In the ‘Inspiration’, a patio chair tied to helium-filled weather balloons, Larry Walters inadvertently rose to a height of 15,000 feet and drifted into federal airspace before crash-landing into power lines, gaining overnight fame in the process. He later committed suicide in Angeles National Forest.


The Inspiration scuds me through emptiness.
Silence volleys up on the thermals, bears me
creaking on plastic slats.

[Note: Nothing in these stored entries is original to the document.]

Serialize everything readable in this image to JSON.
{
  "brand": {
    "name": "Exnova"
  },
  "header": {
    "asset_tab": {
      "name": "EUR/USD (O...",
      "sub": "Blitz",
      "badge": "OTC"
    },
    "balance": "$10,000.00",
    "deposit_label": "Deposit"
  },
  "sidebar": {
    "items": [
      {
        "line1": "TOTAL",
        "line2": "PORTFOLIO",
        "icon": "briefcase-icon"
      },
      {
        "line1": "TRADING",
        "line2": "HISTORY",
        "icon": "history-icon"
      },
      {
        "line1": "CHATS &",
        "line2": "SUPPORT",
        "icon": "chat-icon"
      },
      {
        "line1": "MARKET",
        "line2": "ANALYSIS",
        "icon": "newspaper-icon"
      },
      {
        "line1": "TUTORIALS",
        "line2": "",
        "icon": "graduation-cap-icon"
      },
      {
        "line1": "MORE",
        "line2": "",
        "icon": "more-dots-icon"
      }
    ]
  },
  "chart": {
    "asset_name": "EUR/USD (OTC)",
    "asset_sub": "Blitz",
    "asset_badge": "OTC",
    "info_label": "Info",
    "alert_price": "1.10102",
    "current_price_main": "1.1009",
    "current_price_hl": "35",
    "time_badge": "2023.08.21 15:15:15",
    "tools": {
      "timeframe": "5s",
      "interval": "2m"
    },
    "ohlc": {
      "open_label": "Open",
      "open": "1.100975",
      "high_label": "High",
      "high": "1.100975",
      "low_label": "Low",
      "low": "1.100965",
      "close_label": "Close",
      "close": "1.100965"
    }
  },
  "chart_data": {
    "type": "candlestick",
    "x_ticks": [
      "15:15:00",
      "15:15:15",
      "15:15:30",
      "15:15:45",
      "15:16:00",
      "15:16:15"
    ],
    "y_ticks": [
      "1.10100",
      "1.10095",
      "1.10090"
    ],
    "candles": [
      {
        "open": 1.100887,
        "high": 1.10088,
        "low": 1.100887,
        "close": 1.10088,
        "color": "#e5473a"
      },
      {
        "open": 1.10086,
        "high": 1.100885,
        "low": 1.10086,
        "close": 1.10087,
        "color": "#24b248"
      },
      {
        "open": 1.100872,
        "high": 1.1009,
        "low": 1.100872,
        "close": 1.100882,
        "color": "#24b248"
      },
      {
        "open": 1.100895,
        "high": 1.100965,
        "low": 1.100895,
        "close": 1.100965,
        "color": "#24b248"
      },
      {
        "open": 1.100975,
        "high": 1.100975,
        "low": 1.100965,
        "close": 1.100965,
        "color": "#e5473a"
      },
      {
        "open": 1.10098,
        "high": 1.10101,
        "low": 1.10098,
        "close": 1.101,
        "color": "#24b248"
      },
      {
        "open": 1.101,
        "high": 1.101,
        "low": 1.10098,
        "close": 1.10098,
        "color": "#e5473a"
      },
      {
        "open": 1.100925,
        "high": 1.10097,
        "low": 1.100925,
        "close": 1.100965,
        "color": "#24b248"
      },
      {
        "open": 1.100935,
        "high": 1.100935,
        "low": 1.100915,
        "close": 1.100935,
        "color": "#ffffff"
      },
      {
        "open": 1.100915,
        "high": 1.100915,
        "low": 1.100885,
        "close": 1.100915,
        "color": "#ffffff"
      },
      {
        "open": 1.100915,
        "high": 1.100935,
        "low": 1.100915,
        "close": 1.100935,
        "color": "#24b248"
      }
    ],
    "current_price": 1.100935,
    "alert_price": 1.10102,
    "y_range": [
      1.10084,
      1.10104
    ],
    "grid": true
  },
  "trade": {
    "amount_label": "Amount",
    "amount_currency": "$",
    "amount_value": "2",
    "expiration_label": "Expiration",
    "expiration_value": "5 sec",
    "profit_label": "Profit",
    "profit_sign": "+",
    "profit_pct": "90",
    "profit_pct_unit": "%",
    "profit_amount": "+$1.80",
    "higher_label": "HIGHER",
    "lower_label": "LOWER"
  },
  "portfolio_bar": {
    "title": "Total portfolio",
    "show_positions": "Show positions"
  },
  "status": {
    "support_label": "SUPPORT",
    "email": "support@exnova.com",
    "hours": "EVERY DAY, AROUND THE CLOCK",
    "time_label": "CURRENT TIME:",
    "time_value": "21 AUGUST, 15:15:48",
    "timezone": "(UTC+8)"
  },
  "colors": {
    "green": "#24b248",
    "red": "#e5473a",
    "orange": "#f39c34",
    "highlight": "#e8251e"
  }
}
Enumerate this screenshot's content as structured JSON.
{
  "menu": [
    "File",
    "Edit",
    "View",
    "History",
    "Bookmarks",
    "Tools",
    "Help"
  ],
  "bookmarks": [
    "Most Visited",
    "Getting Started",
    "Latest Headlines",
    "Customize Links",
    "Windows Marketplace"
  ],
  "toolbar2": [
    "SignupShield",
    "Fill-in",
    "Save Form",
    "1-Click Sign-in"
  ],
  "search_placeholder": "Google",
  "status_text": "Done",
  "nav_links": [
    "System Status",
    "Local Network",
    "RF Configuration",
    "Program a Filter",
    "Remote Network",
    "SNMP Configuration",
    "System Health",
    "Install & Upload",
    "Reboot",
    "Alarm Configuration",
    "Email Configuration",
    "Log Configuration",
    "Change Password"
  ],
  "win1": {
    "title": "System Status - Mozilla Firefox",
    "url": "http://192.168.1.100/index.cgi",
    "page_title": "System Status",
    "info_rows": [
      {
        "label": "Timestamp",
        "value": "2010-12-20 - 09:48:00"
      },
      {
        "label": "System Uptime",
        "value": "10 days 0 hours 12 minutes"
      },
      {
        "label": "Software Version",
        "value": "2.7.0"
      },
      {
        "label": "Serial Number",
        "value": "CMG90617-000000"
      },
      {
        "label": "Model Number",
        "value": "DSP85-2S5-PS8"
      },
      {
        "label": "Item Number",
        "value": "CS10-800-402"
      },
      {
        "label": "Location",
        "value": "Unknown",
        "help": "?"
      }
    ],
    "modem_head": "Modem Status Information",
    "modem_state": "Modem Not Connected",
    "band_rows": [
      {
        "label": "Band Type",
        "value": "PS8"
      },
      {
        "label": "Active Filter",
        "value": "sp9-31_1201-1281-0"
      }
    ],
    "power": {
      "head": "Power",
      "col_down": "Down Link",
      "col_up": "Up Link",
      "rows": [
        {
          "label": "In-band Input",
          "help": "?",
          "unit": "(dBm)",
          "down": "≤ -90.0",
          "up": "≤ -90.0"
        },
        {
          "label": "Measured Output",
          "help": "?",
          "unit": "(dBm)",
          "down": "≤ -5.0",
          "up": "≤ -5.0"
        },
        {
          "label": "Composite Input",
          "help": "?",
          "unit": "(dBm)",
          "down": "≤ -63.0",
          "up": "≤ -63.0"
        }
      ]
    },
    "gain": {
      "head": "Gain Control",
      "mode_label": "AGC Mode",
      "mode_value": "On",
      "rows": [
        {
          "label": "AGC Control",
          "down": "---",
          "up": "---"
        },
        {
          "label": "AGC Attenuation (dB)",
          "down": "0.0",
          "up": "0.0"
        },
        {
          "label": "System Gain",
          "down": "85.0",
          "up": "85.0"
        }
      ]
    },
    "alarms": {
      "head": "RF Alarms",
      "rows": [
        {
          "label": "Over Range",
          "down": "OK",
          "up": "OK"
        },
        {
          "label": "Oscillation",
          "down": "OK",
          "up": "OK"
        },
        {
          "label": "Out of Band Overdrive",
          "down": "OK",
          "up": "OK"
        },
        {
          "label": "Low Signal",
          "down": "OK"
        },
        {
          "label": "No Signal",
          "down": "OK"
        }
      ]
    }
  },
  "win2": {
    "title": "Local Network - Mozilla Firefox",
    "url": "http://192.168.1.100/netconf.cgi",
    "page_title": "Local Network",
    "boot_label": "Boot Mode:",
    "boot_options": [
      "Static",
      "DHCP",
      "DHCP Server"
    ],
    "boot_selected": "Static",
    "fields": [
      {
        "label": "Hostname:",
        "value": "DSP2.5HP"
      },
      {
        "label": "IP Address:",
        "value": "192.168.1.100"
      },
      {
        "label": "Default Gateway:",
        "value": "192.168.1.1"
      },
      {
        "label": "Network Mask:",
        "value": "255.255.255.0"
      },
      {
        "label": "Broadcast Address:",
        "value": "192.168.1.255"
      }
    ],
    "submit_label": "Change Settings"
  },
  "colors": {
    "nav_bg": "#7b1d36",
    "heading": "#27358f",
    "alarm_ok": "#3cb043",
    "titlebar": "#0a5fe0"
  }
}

I realise now
I have trusted my life to hope and knotwork.
Strange. I always thought this would feel weightless.

Blue light collapses, ribboning red. Down there,
guys like me will be dreaming with the view,
will have it in their crosshairs, will have mapped
their invisible territories. Even here,
I drift into someone else’s flight path. It seems

so much depends. My boots dangle, huge,
over cities stacked high with hearts and heads.
Even here, a man can’t just sit around.
I crack a beer. The cap spins, glinting, to earth.


Circuit-board city winking to blackout.
Power lines have made a resistor of me.
Tonight, we will rediscover candlelight,
see how all that we love can flicker.

Forest of faces. Another dinner,
another tall tale. I’m inflated
to bursting. You know, so much depends
on the story. Beginning, flight, and then …

The Inspiration sags in a garage,
its sandbags dribbling. Time is running out.
This body suddenly lacking ballast,
called forever upwards. We all have to try

our limits. This sky, just a balloon’s span
bullet-holed. The sun reaching through.